I’ve been writing about animism for years, and I sense that it’s an idea whose time has come. Animism has never gone away for Indigenous peoples, of course; it’s those of us in the Global North who lost the plot. But perhaps there’s an animist awakening coming.
Earlier this month, I read the news that Traditional Māori and Pasifika leaders had signed a declaration that granted legal personhood to whales. Crucially, this opens the way to discussion with governments across the Pacific to create a legal framework of protection for whales and a $100 million fund backs that. Reactions in the media have been positive. The reason, I suspect, is because animism makes sense to us. The evolutionary psychologist Bruce Charlton suggests that we are born animists; it’s “the ‘natural’ way of thinking for humans”.
Orion magazine recently hosted a conversation between Sumana Roy and Mary Evelyn Tucker about how spiritual traditions can reconnect us to the more-than-human world (The Rites Of Nature). Sumana Roy, author of the non-fiction book How I Became a Tree, explained the importance of inviting plants to a traditional Hindu wedding. Roy emphasises that we exist in a living earth community. She referenced the work of scientist Jagadish Chandra Bose, who, in the 1900s, argued that plants may be sentient. More recent research supports this idea, with some leading plant scientists claiming that plants can distinguish between ‘self’ and ‘non-self’ (Witzany & Baluška, 2012).
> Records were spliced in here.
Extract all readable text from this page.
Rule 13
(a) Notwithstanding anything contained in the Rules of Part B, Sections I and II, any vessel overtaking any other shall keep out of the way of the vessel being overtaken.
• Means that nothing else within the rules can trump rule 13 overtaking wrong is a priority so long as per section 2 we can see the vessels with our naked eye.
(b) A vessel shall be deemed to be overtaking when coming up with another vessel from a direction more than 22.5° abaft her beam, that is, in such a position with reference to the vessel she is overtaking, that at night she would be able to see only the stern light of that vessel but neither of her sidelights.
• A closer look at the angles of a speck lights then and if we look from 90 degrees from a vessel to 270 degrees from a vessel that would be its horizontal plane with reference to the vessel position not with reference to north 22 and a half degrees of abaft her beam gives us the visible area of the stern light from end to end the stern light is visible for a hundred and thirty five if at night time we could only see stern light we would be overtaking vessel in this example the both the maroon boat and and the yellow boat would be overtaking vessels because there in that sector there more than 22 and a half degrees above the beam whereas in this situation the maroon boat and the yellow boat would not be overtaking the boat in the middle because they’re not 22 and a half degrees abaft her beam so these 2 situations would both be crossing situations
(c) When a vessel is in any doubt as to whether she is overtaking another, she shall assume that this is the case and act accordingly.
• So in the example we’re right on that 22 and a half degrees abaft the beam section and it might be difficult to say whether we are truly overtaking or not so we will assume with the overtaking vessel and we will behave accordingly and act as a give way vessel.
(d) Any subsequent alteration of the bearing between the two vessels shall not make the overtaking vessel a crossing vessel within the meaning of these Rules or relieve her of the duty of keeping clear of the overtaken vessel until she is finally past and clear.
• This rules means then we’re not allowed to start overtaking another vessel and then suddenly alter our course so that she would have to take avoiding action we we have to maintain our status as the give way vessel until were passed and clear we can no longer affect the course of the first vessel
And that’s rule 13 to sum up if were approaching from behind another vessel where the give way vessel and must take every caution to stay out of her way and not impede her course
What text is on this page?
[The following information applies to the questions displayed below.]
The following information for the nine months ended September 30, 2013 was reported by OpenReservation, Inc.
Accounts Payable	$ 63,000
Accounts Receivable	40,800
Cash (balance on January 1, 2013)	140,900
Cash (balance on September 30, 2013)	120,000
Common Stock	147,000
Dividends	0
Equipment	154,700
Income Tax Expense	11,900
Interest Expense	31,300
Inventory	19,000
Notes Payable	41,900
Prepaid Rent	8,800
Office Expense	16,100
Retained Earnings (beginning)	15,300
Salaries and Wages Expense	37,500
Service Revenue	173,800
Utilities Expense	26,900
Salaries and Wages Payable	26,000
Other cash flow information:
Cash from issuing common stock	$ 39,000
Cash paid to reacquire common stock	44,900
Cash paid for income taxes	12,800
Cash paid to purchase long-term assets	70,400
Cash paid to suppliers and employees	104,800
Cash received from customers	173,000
Rachael Petersen contributes a different perspective in her article Zen Mind, Vegetal Mind. Reflections on Buddhist practice and plant science. Petersen considers contemporary and traditional discussions in Buddhism about plants. Are they sentient? Do they have Buddha-nature? Petersen concludes that “not only do plants have a spiritual life, they are the spiritual life”, adding that “through deep practice that we may hear the voice of plants ‘with our eyes’.”
That intriguing suggestion echoes a recent experience of mine. I’ve been experimenting with super-slow-motion videos of water, including one of a river on Dartmoor. As I watched one of these videos, it occurred to me that the spirit of this place – the genius loci – was communicating through the mesmerising patterns of light and shade. Is this the voice of the more-than-human ‘speaking’ through an image?